Two Decades and Counting: The Never-Ending Section 101 Battle Over Financial Analytics

Application No. 10/028,284, filed in December 2001, provides a fascinating window into the evolution of patent eligibility jurisprudence. This application – assigned to GE Financial and prosecuted by folks at Hunton and Williams – is still pending 23 years after its original filing date. Filed pre-Bilski and still pending post-Alice, the application claims a “waterfall tool” that analyzes financial product pricing by tracking how actual revenue “cascades down” from list price through various deductions (like underwriting errors, discounts, commissions, and bonuses) to arrive at the final “pocket price.”

The system integrates data from multiple sources, including actuarial, commission, and bonus systems, to identify and manage “revenue leaks” in financial products like insurance policies. The tool specifically measures metrics like underwriting error rates and premium leakages (caused by risk reclassification), and implements automated control plans when metrics hit predetermined trigger levels. I expect that in the decades since it was filed, these methods have become widely used in the industry.

Why is the application still pending?: This is one of the rare cases that folks complaining about the patent system can point to regarding zombie patent applications. The examiner has issued dozens of rejections, including 15 final rejections.  The applicant took the case to the PTAB – and lost – and has kept the application pending by filing RCE-after-RCE.  The most recent Request for Continued Examination (number 14) was filed in June 2024 after yet another final rejection on eligibility grounds. I should note here that I did not randomly identify this application bout identified it as one of the oldest applications still pending at the USPTO.

The claims (attached below) center on analyzing revenue leakage in financial products using a specialized “waterfall tool.” Key claim elements include:

  1. Receiving and formatting actuarial data, including standardizing time identifications and product names
  2. Generating a waterfall display showing revenue cascading from list price to pocket price
  3. Measuring specific metrics like underwriting error rates and premium leakages
  4. Calculating differentials to identify revenue leaks
  5. Implementing automated control plans when metrics hit triggers

The examiner maintains the claims are directed to the abstract idea of “analyzing a financial service product pricing process,” falling into both the “organizing human activity” and “mathematical calculations” categories of abstract ideas. The examiner argues the additional elements – computer processor, waterfall tool, display – merely apply the abstract idea using generic technology.

The applicant’s response focuses heavily on procedural arguments about the examiner’s failure to properly apply the 2019 PEG framework, and does not appear to develop substantive technical arguments about the invention’s eligibility. While the applicant mentions data standardization and formatting features, these points are raised primarily to argue the examiner improperly lumped technical elements into Step 2A Prong One rather than evaluating them under Prong Two. The response repeatedly emphasizes how the examiner’s approach of characterizing the entire claim as abstract “is at odds with the guidance” and prevents meaningful Prong Two analysis.

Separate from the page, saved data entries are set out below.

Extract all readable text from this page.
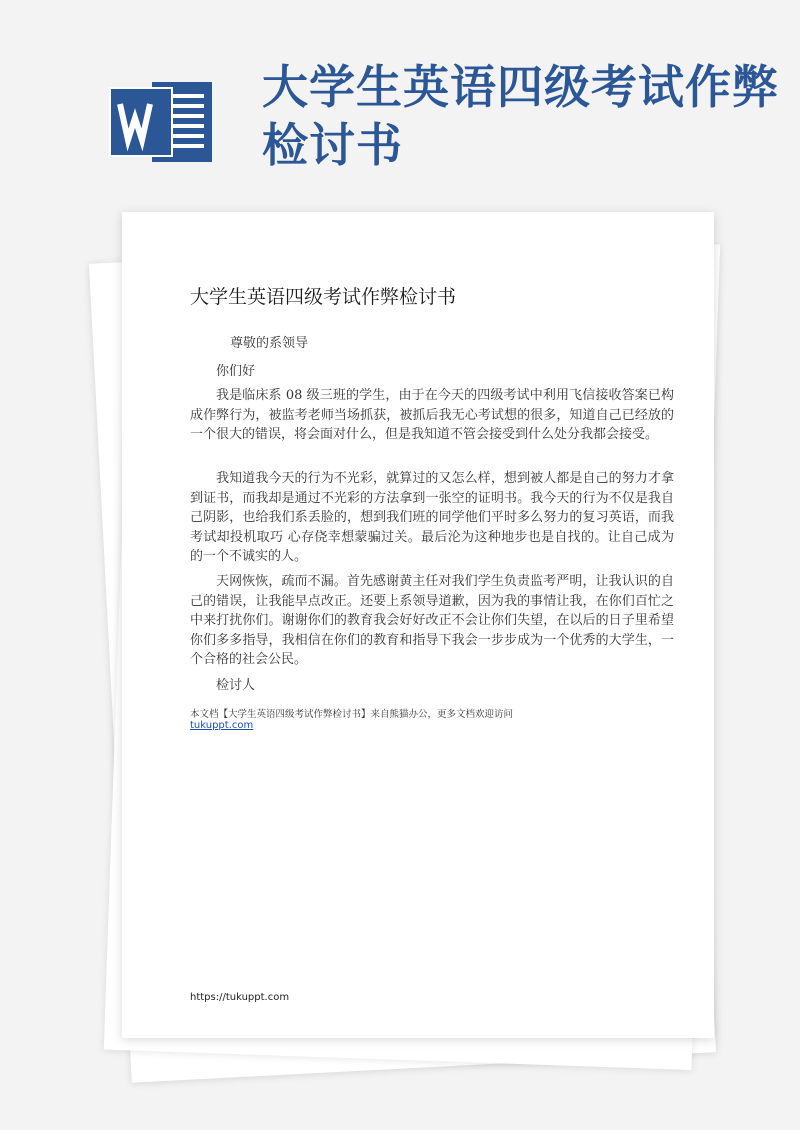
大学生英语四级考试作弊检讨书
大学生英语四级考试作弊检讨书
尊敬的系领导
你们好

我是临床系 08 级三班的学生，由于在今天的四级考试中利用飞信接收答案已构成作弊行为，被监考老师当场抓获，被抓后我无心考试想的很多，知道自己已经放的一个很大的错误，将会面对什么，但是我知道不管会接受到什么处分我都会接受。

我知道我今天的行为不光彩，就算过的又怎么样，想到被人都是自己的努力才拿到证书，而我却是通过不光彩的方法拿到一张空的证明书。我今天的行为不仅是我自己阴影，也给我们系丢脸的，想到我们班的同学他们平时多么努力的复习英语，而我考试却投机取巧 心存侥幸想蒙骗过关。最后沦为这种地步也是自找的。让自己成为的一个不诚实的人。

天网恢恢，疏而不漏。首先感谢黄主任对我们学生负责监考严明，让我认识的自己的错误，让我能早点改正。还要上系领导道歉，因为我的事情让我，在你们百忙之中来打扰你们。谢谢你们的教育我会好好改正不会让你们失望，在以后的日子里希望你们多多指导，我相信在你们的教育和指导下我会一步步成为一个优秀的大学生，一个合格的社会公民。

检讨人
本文档【大学生英语四级考试作弊检讨书】来自熊猫办公，更多文档欢迎访问
tukuppt.com
https://tukuppt.com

The comparison to Example 42 similarly centers on procedural disagreement rather than technological similarity. Though the applicant notes both cases involve data standardization, they focus more on arguing that the examiner’s distinction between technical and business problems “is not correct application of the example(s) provided by the U.S. Patent and Trademark Office.” The response could likely be strengthened by developing a more meaningful technical explanation of how the waterfall tool’s data standardization and visualization capabilities represent concrete technological improvements, rather than primarily arguing examination procedure.

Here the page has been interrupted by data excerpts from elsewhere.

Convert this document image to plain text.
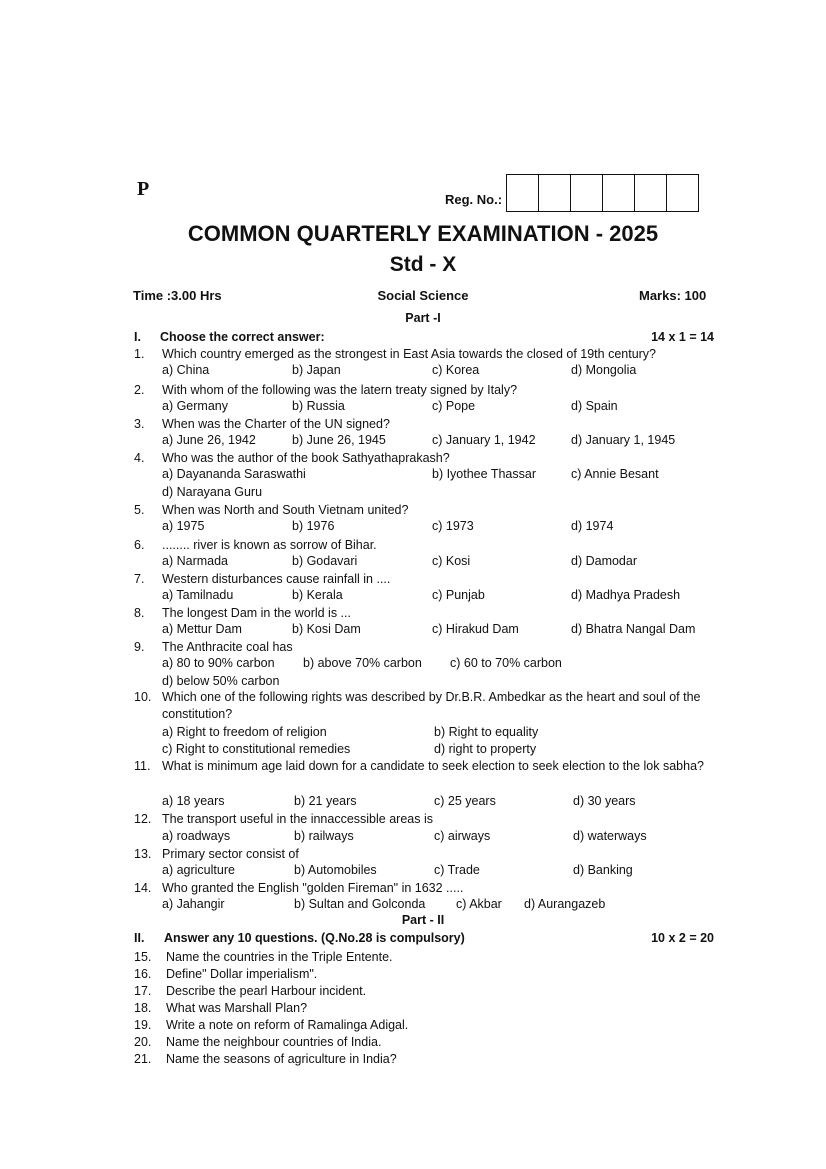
P	Reg. No.:
COMMON QUARTERLY EXAMINATION - 2025
Std - X
Time :3.00 Hrs	Social Science	Marks: 100
Part -I
I. Choose the correct answer:	14 x 1 = 14
1.	Which country emerged as the strongest in East Asia towards the closed of 19th century?
a) China	b) Japan	c) Korea	d) Mongolia
2.	With whom of the following was the latern treaty signed by Italy?
a) Germany	b) Russia	c) Pope	d) Spain
3.	When was the Charter of the UN signed?
a) June 26, 1942	b) June 26, 1945	c) January 1, 1942	d) January 1, 1945
4.	Who was the author of the book Sathyathaprakash?
a) Dayananda Saraswathi	b) Iyothee Thassar	c) Annie Besant
d) Narayana Guru
5.	When was North and South Vietnam united?
a) 1975	b) 1976	c) 1973	d) 1974
6.	........ river is known as sorrow of Bihar.
a) Narmada	b) Godavari	c) Kosi	d) Damodar
7.	Western disturbances cause rainfall in ....
a) Tamilnadu	b) Kerala	c) Punjab	d) Madhya Pradesh
8.	The longest Dam in the world is ...
a) Mettur Dam	b) Kosi Dam	c) Hirakud Dam	d) Bhatra Nangal Dam
9.	The Anthracite coal has
a) 80 to 90% carbon b) above 70% carbon c) 60 to 70% carbon
d) below 50% carbon
10. Which one of the following rights was described by Dr.B.R. Ambedkar as the heart and soul of the constitution?
a) Right to freedom of religion	b) Right to equality
c) Right to constitutional remedies	d) right to property
11. What is minimum age laid down for a candidate to seek election to seek election to the lok sabha?
a) 18 years	b) 21 years	c) 25 years	d) 30 years
12. The transport useful in the innaccessible areas is
a) roadways	b) railways	c) airways	d) waterways
13. Primary sector consist of
a) agriculture	b) Automobiles	c) Trade	d) Banking
14. Who granted the English "golden Fireman" in 1632 .....
a) Jahangir	b) Sultan and Golconda c) Akbar d) Aurangazeb
Part - II
II. Answer any 10 questions. (Q.No.28 is compulsory)	10 x 2 = 20
15. Name the countries in the Triple Entente.
16. Define" Dollar imperialism".
17. Describe the pearl Harbour incident.
18. What was Marshall Plan?
19. Write a note on reform of Ramalinga Adigal.
20. Name the neighbour countries of India.
21. Name the seasons of agriculture in India?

Patent Term: The application’s 20-year term expired in December 2021, meaning any patent that issues would rely entirely on Patent Term Adjustment (PTA) for its remaining life. The PTA calculations here are complex but likely substantial, with multiple sources of adjustment, but A delays (USPTO failing to meet statutory deadlines for rejections) and B Delays (the application was pending for numerous years before the first RCE). The 2016-2018 unsuccessful appeal period does not count as USPTO delay since the examiner was affirmed.

Lots of folks have complained about the “zombie” nature of patent applications – their theoretical ability to persist through endless RCE cycles.   This problem is somewhat constrained by the the interplay of by the PTA-adjusted patent term. The application here illustrates the mechanism: while pending 23 years through 10 RCEs, its potential enforceable term is likely down to about 3 years.   So while prosecution continues, the potential patent term isn’t infinite. The ~27 year total life (if issued today) reflects these limitations.